“I think the markets are focusing more now on U.S. economy-specific risk rather than global economy risks and that is weighing on the dollar,” said Thu Lan Nguyen, an FX strategist at Commerzbank in Frankfurt.
Against a basket of its rivals, the dollar was broadly steady at 96.69 but is set to fall 1.2 percent for the week, its biggest weekly drop since mid-February.
The dollar received little support from the bond markets, with yields on 10-year U.S. Treasury debt settling at 2.80 percent, well below a more than seven-year high of above 3.2 percent hit in November.
Some liquidation of long dollar positions, one of the most crowded trades in global markets, was also evident a day after the Federal Reserve raised policy rates and delivered an outlook that was less dovish than traders had anticipated.
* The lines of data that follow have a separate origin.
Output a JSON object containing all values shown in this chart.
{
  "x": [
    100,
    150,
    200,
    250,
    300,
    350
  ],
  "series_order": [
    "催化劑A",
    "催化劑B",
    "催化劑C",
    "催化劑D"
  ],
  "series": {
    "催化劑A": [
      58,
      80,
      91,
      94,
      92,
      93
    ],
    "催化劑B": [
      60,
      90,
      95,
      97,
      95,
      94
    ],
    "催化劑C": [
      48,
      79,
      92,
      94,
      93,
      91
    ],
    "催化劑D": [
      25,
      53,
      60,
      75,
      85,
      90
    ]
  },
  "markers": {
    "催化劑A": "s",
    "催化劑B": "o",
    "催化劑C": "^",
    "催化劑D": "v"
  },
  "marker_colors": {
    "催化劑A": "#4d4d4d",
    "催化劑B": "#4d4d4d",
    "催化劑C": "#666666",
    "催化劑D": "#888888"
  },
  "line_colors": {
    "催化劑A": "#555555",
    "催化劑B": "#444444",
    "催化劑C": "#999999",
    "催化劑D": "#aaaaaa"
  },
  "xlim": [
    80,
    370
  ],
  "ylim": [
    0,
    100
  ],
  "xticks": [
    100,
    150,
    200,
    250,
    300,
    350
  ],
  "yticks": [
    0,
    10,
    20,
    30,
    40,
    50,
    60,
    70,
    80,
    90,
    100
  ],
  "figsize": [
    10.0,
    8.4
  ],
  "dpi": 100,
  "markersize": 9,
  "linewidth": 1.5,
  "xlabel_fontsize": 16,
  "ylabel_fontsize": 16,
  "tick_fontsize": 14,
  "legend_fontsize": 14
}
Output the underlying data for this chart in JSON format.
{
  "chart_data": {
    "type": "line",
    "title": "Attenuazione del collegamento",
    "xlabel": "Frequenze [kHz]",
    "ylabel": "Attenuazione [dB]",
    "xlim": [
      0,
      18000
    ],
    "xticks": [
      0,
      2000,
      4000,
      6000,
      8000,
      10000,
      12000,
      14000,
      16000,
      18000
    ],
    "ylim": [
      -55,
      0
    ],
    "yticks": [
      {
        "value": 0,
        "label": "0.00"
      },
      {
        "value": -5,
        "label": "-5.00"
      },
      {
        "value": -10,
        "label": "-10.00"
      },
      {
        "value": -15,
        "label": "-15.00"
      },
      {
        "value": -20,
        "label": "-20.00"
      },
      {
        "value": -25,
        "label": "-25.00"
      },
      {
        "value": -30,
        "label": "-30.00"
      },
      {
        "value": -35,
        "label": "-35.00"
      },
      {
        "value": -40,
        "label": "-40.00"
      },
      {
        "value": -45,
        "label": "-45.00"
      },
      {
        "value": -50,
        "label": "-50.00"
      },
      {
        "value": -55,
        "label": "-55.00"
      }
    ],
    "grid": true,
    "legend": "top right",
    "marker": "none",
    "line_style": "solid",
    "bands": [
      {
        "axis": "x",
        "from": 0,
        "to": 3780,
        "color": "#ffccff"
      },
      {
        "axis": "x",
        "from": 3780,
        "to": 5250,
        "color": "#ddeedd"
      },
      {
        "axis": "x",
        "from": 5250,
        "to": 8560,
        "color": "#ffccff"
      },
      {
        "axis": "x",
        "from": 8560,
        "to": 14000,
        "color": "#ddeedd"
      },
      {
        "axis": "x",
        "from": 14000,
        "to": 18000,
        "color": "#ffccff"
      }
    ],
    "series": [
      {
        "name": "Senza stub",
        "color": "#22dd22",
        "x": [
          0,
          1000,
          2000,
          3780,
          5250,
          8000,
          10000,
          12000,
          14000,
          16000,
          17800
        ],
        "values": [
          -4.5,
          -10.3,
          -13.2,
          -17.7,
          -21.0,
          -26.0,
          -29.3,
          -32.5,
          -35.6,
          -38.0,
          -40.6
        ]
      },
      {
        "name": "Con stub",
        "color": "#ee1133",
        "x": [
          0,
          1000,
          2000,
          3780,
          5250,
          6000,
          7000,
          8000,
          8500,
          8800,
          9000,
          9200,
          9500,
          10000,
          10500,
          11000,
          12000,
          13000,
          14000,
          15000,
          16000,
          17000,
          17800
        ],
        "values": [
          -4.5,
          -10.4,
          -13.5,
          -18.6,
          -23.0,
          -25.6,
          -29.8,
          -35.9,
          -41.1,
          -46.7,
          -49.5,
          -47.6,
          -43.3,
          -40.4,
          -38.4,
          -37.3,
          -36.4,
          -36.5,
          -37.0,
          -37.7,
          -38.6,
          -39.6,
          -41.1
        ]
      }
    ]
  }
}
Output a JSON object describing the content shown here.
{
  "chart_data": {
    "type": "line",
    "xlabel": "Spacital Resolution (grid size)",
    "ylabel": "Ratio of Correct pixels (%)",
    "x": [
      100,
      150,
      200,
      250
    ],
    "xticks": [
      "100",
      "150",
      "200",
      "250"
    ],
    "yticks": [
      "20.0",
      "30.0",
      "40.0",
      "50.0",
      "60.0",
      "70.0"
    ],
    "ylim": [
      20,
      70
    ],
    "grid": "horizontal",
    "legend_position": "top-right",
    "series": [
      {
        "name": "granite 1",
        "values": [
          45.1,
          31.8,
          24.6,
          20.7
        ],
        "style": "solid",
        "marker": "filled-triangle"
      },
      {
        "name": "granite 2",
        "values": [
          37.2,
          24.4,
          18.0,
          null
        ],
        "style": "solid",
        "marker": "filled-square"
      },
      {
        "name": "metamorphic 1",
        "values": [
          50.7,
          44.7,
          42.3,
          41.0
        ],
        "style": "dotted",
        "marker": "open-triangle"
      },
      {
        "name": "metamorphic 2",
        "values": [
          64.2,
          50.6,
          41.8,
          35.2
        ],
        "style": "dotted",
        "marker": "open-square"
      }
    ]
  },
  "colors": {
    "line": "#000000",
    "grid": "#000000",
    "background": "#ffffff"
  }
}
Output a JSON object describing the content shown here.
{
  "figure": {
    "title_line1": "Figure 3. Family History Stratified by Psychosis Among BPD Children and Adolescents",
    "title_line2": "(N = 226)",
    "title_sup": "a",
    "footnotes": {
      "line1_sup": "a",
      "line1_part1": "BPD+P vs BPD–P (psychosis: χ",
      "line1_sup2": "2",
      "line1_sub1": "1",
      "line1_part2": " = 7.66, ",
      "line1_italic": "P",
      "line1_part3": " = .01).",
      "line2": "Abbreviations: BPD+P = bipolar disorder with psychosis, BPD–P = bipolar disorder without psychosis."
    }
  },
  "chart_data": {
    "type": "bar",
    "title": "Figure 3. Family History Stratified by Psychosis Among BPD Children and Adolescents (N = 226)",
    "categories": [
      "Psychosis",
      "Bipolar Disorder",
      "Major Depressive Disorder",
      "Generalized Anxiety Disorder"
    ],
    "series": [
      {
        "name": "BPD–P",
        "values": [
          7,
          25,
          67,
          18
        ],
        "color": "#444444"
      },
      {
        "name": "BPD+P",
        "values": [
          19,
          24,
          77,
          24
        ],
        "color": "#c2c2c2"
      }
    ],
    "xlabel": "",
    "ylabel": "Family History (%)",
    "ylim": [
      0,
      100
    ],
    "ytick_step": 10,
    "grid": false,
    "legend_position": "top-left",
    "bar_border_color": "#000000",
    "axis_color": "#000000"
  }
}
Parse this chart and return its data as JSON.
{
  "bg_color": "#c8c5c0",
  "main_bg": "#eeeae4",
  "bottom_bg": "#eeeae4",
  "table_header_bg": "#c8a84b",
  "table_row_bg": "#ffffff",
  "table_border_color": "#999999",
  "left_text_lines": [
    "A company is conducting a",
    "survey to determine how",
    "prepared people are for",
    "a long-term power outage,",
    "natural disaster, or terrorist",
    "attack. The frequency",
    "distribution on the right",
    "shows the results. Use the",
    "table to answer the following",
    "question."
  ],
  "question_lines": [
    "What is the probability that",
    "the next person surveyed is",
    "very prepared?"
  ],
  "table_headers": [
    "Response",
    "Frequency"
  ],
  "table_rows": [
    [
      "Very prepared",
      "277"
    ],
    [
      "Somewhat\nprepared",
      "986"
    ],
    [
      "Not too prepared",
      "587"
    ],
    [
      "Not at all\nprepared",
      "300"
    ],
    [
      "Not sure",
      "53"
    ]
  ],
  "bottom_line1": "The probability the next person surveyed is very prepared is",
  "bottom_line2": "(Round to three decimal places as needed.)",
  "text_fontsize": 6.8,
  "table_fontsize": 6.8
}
The safe-haven Japanese yen benefited from the nervous sentiment, strengthening 0.08 percent against the dollar to 111.37 yen.
Adding to pressure on the dollar was news that U.S. President Donald Trump has refused to sign legislation to fund the U.S. government unless he got money for a border wall, risking a partial federal shutdown on Saturday.
The euro was 0.59 percent higher at $1.1376, just below a 1-1/2-month peak of $1.1486 the previous day. It was headed for a 1.4 percent gain on the week.
The pound gained 0.21 percent to $1.2628.